En quelques mois, le modèle du REL s’est, en effet, précisé et cristallisé. Pour fonctionner de manière pérenne, efficace et légitime, le REL semble devoir s’incorporer au processus judiciaire et être opéré par les tribunaux eux-mêmes. On pourra citer l’exemple emblématique du Civil Resolution Tribunal en Colombie-Britannique qui intègre un mécanisme de REL favorisant le règlement amiable des conflits liés aux condominiums et plus récemment des petites créances. L’Ontario devrait emboîter le pas avec le nouveau Condominium Authority Tribunal. Enfin, à l’étranger, le ministère de la Justice anglais s’en est inspiré afin de conceptualiser son ambitieuse réforme des tribunaux civils tandis que d’autres projets similaires se multiplient et verront le jour aux États-Unis, en Australie et, espérons – le, au Canada. Finalement, le REL semble illustrer une bonification de l’offre de justice actuelle et non le recul du recours au tribunal.

Par qui? Pour quoi?

Si donc la réforme de la justice semble se faire avec les juges, qu’en est-il des avocats?

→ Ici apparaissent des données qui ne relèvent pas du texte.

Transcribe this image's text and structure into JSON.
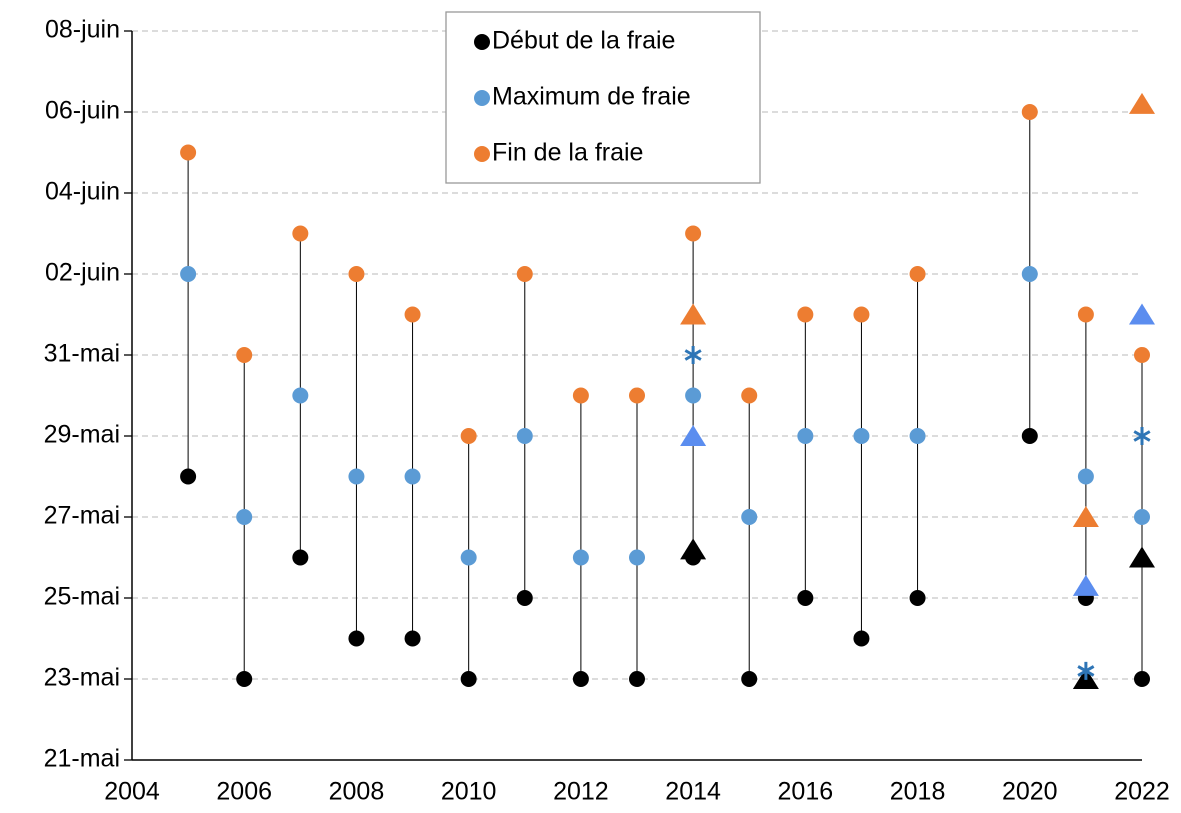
{
  "chart_data": {
    "type": "scatter",
    "x": [
      2005,
      2006,
      2007,
      2008,
      2009,
      2010,
      2011,
      2012,
      2013,
      2014,
      2015,
      2016,
      2017,
      2018,
      2020,
      2021,
      2022
    ],
    "series": [
      {
        "name": "Début de la fraie",
        "color": "#000000",
        "values": [
          28,
          23,
          26,
          24,
          24,
          23,
          25,
          23,
          23,
          26,
          23,
          25,
          24,
          25,
          29,
          25,
          23
        ]
      },
      {
        "name": "Maximum de fraie",
        "color": "#5b9bd5",
        "values": [
          33,
          27,
          30,
          28,
          28,
          26,
          29,
          26,
          26,
          30,
          27,
          29,
          29,
          29,
          33,
          28,
          27
        ]
      },
      {
        "name": "Fin de la fraie",
        "color": "#ed7d31",
        "values": [
          36,
          31,
          34,
          33,
          32,
          29,
          33,
          30,
          30,
          34,
          30,
          32,
          32,
          33,
          37,
          32,
          31
        ]
      }
    ],
    "extra_markers": [
      {
        "marker": "triangle",
        "color": "#000000",
        "x": [
          2014,
          2021,
          2022
        ],
        "values": [
          26.2,
          23,
          26
        ]
      },
      {
        "marker": "triangle",
        "color": "#5b8def",
        "x": [
          2014,
          2021,
          2022
        ],
        "values": [
          29,
          25.3,
          32
        ]
      },
      {
        "marker": "triangle",
        "color": "#ed7d31",
        "x": [
          2014,
          2021,
          2022
        ],
        "values": [
          32,
          27,
          37.2
        ]
      },
      {
        "marker": "asterisk",
        "color": "#2e75b6",
        "x": [
          2014,
          2021,
          2022
        ],
        "values": [
          31,
          23.2,
          29
        ]
      }
    ],
    "range_lines": true,
    "xlim": [
      2004,
      2022
    ],
    "xticks": [
      2004,
      2006,
      2008,
      2010,
      2012,
      2014,
      2016,
      2018,
      2020,
      2022
    ],
    "ylim": [
      21,
      39
    ],
    "yticks": [
      {
        "value": 21,
        "label": "21-mai"
      },
      {
        "value": 23,
        "label": "23-mai"
      },
      {
        "value": 25,
        "label": "25-mai"
      },
      {
        "value": 27,
        "label": "27-mai"
      },
      {
        "value": 29,
        "label": "29-mai"
      },
      {
        "value": 31,
        "label": "31-mai"
      },
      {
        "value": 33,
        "label": "02-juin"
      },
      {
        "value": 35,
        "label": "04-juin"
      },
      {
        "value": 37,
        "label": "06-juin"
      },
      {
        "value": 39,
        "label": "08-juin"
      }
    ],
    "grid": true,
    "legend": "top"
  }
}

À première vue, les premières plateformes de REL ont favorisé l’autoreprésentation et la désintermédiation. Le Civil Resolution Tribunal a proscrit la représentation par avocat pour ne l’autoriser qu’à titre exceptionnel. Cette décision s’est, à juste titre selon nous, attirée les foudres des avocats.  En effet, pourquoi les avocats ne pourraient-ils pas contribuer à ce mouvement et développer une pratique qui soit compatible avec le modèle du REL? D’autres plateformes n’hésitent d’ailleurs pas à emprunter cette avenue de la représentation par avocat. De sorte que dans l’écosystème du REL les justiciables peuvent légitimement prétendre à une représentation.

Aussi, de nouvelles offres de services juridiques devraient pouvoir s’y intégrer comme un service d’évaluation impartiale du litige, de médiation, bien sûr, mais encore liées de rédaction d’un certain nombre d’actes. Il s’agit en fait d’une kyrielle de services juridiques – pouvant être accomplis par des avocats – et rendus abordables parce qu’offerts en ligne et souvent à forfait. Ces prestations que les tribunaux n’ont pas nécessairement la légitimité d’offrir ni d’ailleurs le budget pour cela devraient pouvoir s’intégrer aux plateformes de REL. Cette perspective devrait pouvoir donner lieu à de belles avenues de collaboration entre juges et avocats et espérons-le à bonifier les projets de réforme de la justice.